The Antiques Mall and Millbrook Antiques both capitalized on the idea, and business was steady throughout much of the spring and summer, according to those who worked there. Black Friday and Small Business Saturday saw active sales, reported the two longtime businesses. They hope January and the rest of winter will keep the trend going.

But there have been changes in the Millbrook business community, according to the MBA. The Painted Peach, which was located on Front Street next to the Post Office, has closed. Its owner and one of the vendors who sold out of the store now sell their wares out of the Antiques Mall. It seemed like a good fit, said Gruning, who added the women fortunately have a loyal following.

J. McLaughlin manager Ann Barton reported the upscale clothing store is holding its own, as it has many steady customers. 

“We’ve been busy,” said Barton after the holidays. “[Customers] feel safe, because we limit the amount [who can shop at once]. We sanitize continuously; clothes are left for 24 hours after they’ve been tried on before they are brought back out.”  

Barton said the store also has new customers from the city, who want to escape to the “country” for a break.  

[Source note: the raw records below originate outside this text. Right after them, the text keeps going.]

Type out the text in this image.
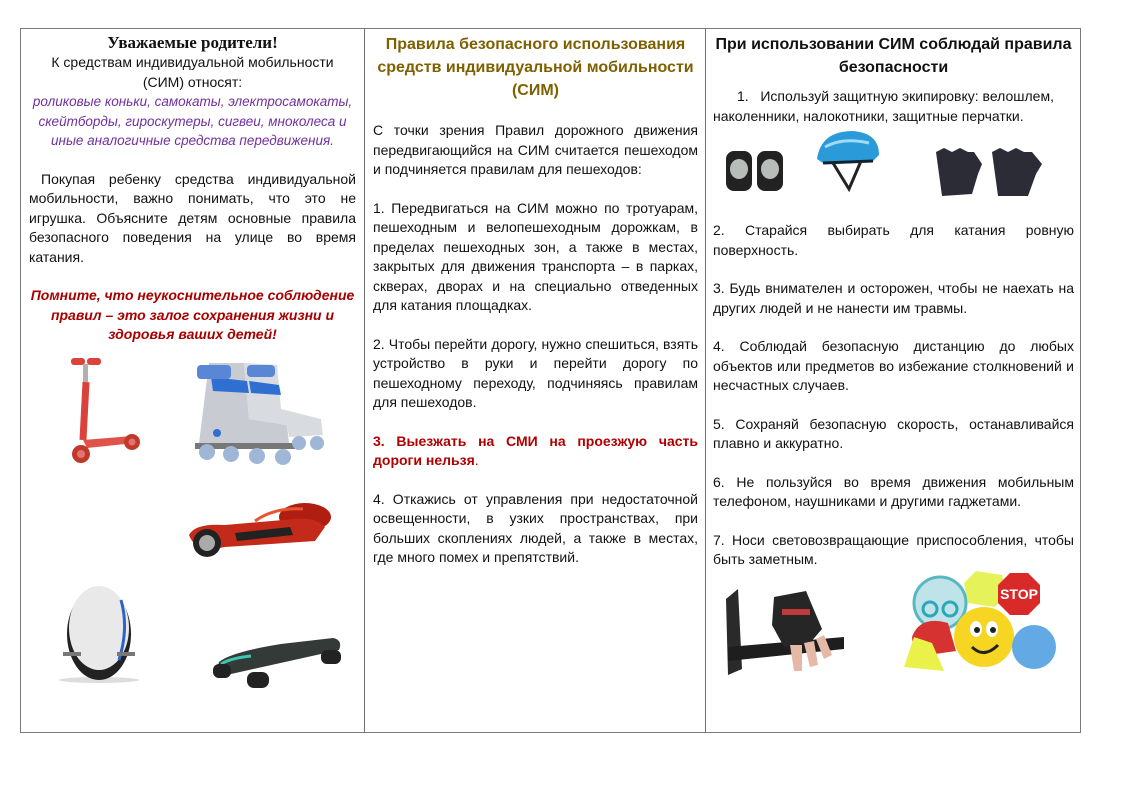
Уважаемые родители!

К средствам индивидуальной мобильности

(СИМ) относят:

роликовые коньки, самокаты, электросамокаты, скейтборды, гироскутеры, сигвеи, мноколеса и иные аналогичные средства передвижения.

Покупая ребенку средства индивидуальной мобильности, важно понимать, что это не игрушка. Объясните детям основные правила безопасного поведения на улице во время катания.

Помните, что неукоснительное соблюдение правил – это залог сохранения жизни и здоровья ваших детей!

Правила безопасного использования средств индивидуальной мобильности (СИМ)

С точки зрения Правил дорожного движения передвигающийся на СИМ считается пешеходом и подчиняется правилам для пешеходов:

1. Передвигаться на СИМ можно по тротуарам, пешеходным и велопешеходным дорожкам, в пределах пешеходных зон, а также в местах, закрытых для движения транспорта – в парках, скверах, дворах и на специально отведенных для катания площадках.

2. Чтобы перейти дорогу, нужно спешиться, взять устройство в руки и перейти дорогу по пешеходному переходу, подчиняясь правилам для пешеходов.

3. Выезжать на СМИ на проезжую часть дороги нельзя.

4. Откажись от управления при недостаточной освещенности, в узких пространствах, при больших скоплениях людей, а также в местах, где много помех и препятствий.

При использовании СИМ соблюдай правила безопасности

1.   Используй защитную экипировку: велошлем, наколенники, налокотники, защитные перчатки.

2. Старайся выбирать для катания ровную поверхность.

3. Будь внимателен и осторожен, чтобы не наехать на других людей и не нанести им травмы.

4. Соблюдай безопасную дистанцию до любых объектов или предметов во избежание столкновений и несчастных случаев.

5. Сохраняй безопасную скорость, останавливайся плавно и аккуратно.

6. Не пользуйся во время движения мобильным телефоном, наушниками и другими гаджетами.

7. Носи световозвращающие приспособления, чтобы быть заметным.

STOP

The new Cordially Corinne’s has been open for a few months now. Its owner, Corinne Tardio, said her paper specialty shop did better than expected during the summer, but did not report on holiday sales. She’s taking every safety precaution to protect her customers.

Marona’s Market manager Jan Smith said business has picked up during the pandemic. The community-minded supermarket is  sanitizing regularly and following all safety protocols. Smith said she sees new faces all the time as well as her “steadies.” 

Two other businesses that closed include the Blue Barn B’nB. Proprietor Joan LaCasse retired after six years in Millbrook, announcing she wanted to relax.

“I’ll have fond memories, and I’ve made good friends,” she said. “But it’s time for a new chapter, to turn to a new page.” 

Samantha’s Sweet Shop on Church Street also closed, due to owner Samantha Martin getting ill, though no word if it was with COVID-19. The sweet shop was open for only two summers as well as for 2020. Martin said she was “sad” about closing, and thanked everyone who helped her along the way. She added the sweet shop wasn’t her primary business and that all proceeds supported the community. 

“It is hard to keep a business open in Millbrook — support for all of the small businesses is imperative for them to stay open,” she said. “This is their livelihood and saying you’ll support them and buying [their goods] are two different things.”

And that’s the bottom line, agree Millbrook merchants, who hope locals and visitors will do exactly that in 2021, to help them survive the current health crisis and beyond.